Cougars are known more as solitary animals, though notable exceptions can include mating pairs, females accompanying kittens, and subadult siblings travelling together. Cougar families consist of mothers and their kittens. Males are territorial, where in contrast females do not aggressively exclude others from their home ranges. Furthermore, females will often shift their home ranges to accommodate other related females. Adult males mate with females that live within their own home ranges. Female home ranges, which are generally smaller than males, become larger as the females and their kittens age.

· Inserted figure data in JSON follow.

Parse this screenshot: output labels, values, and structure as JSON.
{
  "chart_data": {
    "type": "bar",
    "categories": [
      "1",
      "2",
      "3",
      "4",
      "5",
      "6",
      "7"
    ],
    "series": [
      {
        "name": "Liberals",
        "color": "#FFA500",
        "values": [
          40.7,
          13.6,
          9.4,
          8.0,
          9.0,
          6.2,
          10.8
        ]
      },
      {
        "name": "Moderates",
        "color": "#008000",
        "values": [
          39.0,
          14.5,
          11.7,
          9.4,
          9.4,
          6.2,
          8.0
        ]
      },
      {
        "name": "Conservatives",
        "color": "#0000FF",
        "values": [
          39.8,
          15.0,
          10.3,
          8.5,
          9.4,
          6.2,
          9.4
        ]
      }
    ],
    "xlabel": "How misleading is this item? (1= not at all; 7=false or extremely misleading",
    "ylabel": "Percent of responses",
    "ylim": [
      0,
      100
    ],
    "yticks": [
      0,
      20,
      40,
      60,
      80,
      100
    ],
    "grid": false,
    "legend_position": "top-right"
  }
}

Cougars are equipped with a highly sophisticated multi-sensory system of communication by which they maintain distance amongst themselves. Scent marking is one means of visual and chemical communication. These scrape sites function as an area where cougars can assess presence, reproductive status, and individual identity of other cougars. Cougars will urinate on scrape sites and mark them with scat. These sites are more commonly created by adult males, although adult females also visit them. Mothers reduce the risk of injury or death to themselves, and their kittens, by not revealing their presence to males via scrape sites. However, females in oestrus may use these specific areas to signal their availability to mate. Cougars sometimes scratch the bark of deciduous trees. These scratch sites are likely used for claw grooming, but are thought to form part of a larger communication system (Wainwright 2010).
Known preferences exist to a wide range of cougar habitats. They use an arrangement of habitat types that correspond to different seasons, age classes, and sexes. For example, cougars in BC use lower elevations during the winter, and higher elevations in summer. This is likely due to their stalking of prey between seasonal home ranges. The landscape of habitats for cougars in BC is dependant on location. In southeastern BC, cougars found their annual home ranges in rugged terrain, and prefer steeper slopes within their winter home ranges. On north-eastern Vancouver Island, feeding sites can be found in areas of dense horizontal cover. At the smallest spatial scale, a series of nursery sites are located in rocks, holes, and dense vegetation. Cougars in BC also use old growth trees for nursery sites.
Cougars are opportunistic predators. They use ambush tactics and often stalk their prey. Notably, individual cougars may learn to specialize on prey such as bighorn sheep. Cougars are opportunistic foragers, and therefore some events perceived as predation may actually be scavenging. Cougars in BC prey on a wide variety of species including deer, elk, moose, snowshoe hares, rabbits, raccoons, grouse, bighorn sheep, mountain goats, porcupines, beaver, marmots, and caribou. As well, cougars in BC are thought to rely on marine resources including salmon, and other species scavenged in intertidal zones.
Causes of death are varied for cougars. Non-human causes include intraspecific conflict, disease, and injury during the chase and capture of prey. A male cougar will kill another male over territory, food, and female companions. As of 1976 in BC, all cougars killed by people must be reported to the provincial government (Wainwright 2010).
Wainwright, C. J., Darimont, C. T., & Paquet, P. C. (2010). BC’s Neglected Carnivore: A Conservation Assessment and Conservation Planning Guide for Cougars. Raincoast Conservation Foundation, 7-24.